Overall, the framework’s significance lies in offering a unified, quantitative foundation for governance design that can integrate technical metrics (μ), regulatory constraints (ω), and economic incentives, while remaining flexible enough to incorporate advances in RL-based policy optimization and bilevel methods. This contributes to a shift toward AI-driven methods in technology policy, aiming to balance innovation with safety, ethics, fairness, and social welfare.

The paper introduces a unified, game-theoretic framework for AI governance that models regulator–firm interactions as general-sum Stackelberg games, highlighting the importance of asymmetric roles and action timing. It proposes two governance settings—firms-as-leader and regulator-as-leader—mapped respectively to civil versus safety-critical/military domains, and recommends selecting between them based on an AI capability threshold. The framework is instantiated through incentive games (to formalize incentive-based policy tools) and Stackelberg MDPs (to capture firms’ sequential decision-making under regulatory commitment), demonstrating generality and flexibility.

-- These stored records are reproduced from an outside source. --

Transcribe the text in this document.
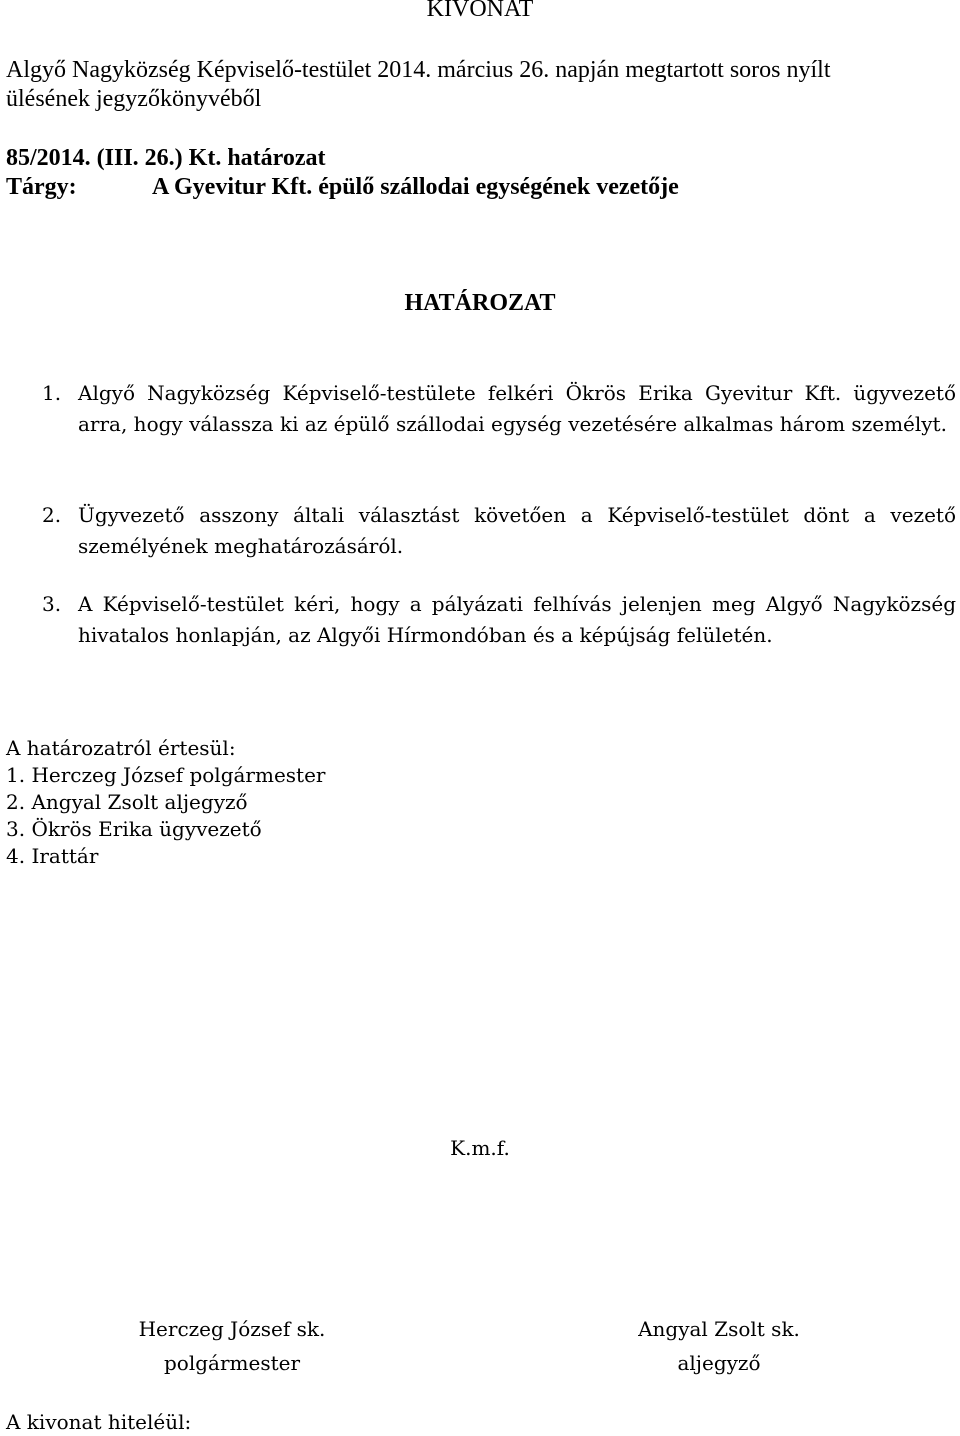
KIVONAT
Algyő Nagyközség Képviselő-testület 2014. március 26. napján megtartott soros nyílt
ülésének jegyzőkönyvéből
85/2014. (III. 26.) Kt. határozat
Tárgy:	A Gyevitur Kft. épülő szállodai egységének vezetője
HATÁROZAT
1. Algyő Nagyközség Képviselő-testülete felkéri Ökrös Erika Gyevitur Kft. ügyvezető arra, hogy válassza ki az épülő szállodai egység vezetésére alkalmas három személyt.
2. Ügyvezető asszony általi választást követően a Képviselő-testület dönt a vezető személyének meghatározásáról.
3. A Képviselő-testület kéri, hogy a pályázati felhívás jelenjen meg Algyő Nagyközség hivatalos honlapján, az Algyői Hírmondóban és a képújság felületén.
A határozatról értesül:
1. Herczeg József polgármester
2. Angyal Zsolt aljegyző
3. Ökrös Erika ügyvezető
4. Irattár
K.m.f.
Herczeg József sk.
polgármester
Angyal Zsolt sk.
aljegyző
A kivonat hiteléül:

Future directions include: (1) operationalizing the framework by training an AI governor with deep reinforcement learning to learn dynamic, adaptive regulatory policies that balance innovation and social welfare; (2) developing robust metrics for μ to assess AI performance across safety, fairness, privacy, robustness, explainability, and security; (3) extending to multiple followers and richer market structures; (4) enhancing computational methods for (local) Stackelberg equilibrium in general-sum settings; and (5) conducting domain-specific case studies (e.g., autonomous driving) to validate and refine the approach.

• Scope limitations: Formal existence results and comprehensive methods for computing Stackelberg equilibria are outside the scope; equilibrium computation is only sketched at a high level.
• Modeling simplifications: Analysis focuses on normal-form, general-sum games with optimistic tie-breaking and a single leader–follower pair, leaving multiple followers/leaders and pessimistic tie-breaking for future work.
• Domain dependence: Objective functions J and L are not one-size-fits-all and must be tailored to specific domains; the paper does not provide complete, domain-specific formulations.
• Metrics maturity: The performance vector μ covers key dimensions (performance, robustness, explainability, fairness, privacy, security), but improved measurement and validation metrics are identified as future work.
• Capability threshold: The notion of an AI capability threshold is proposed but not formally defined or operationalized within this work.
• Empirical validation: No empirical experiments or case studies are presented; real-world validation and simulation-based evaluation are left for future research.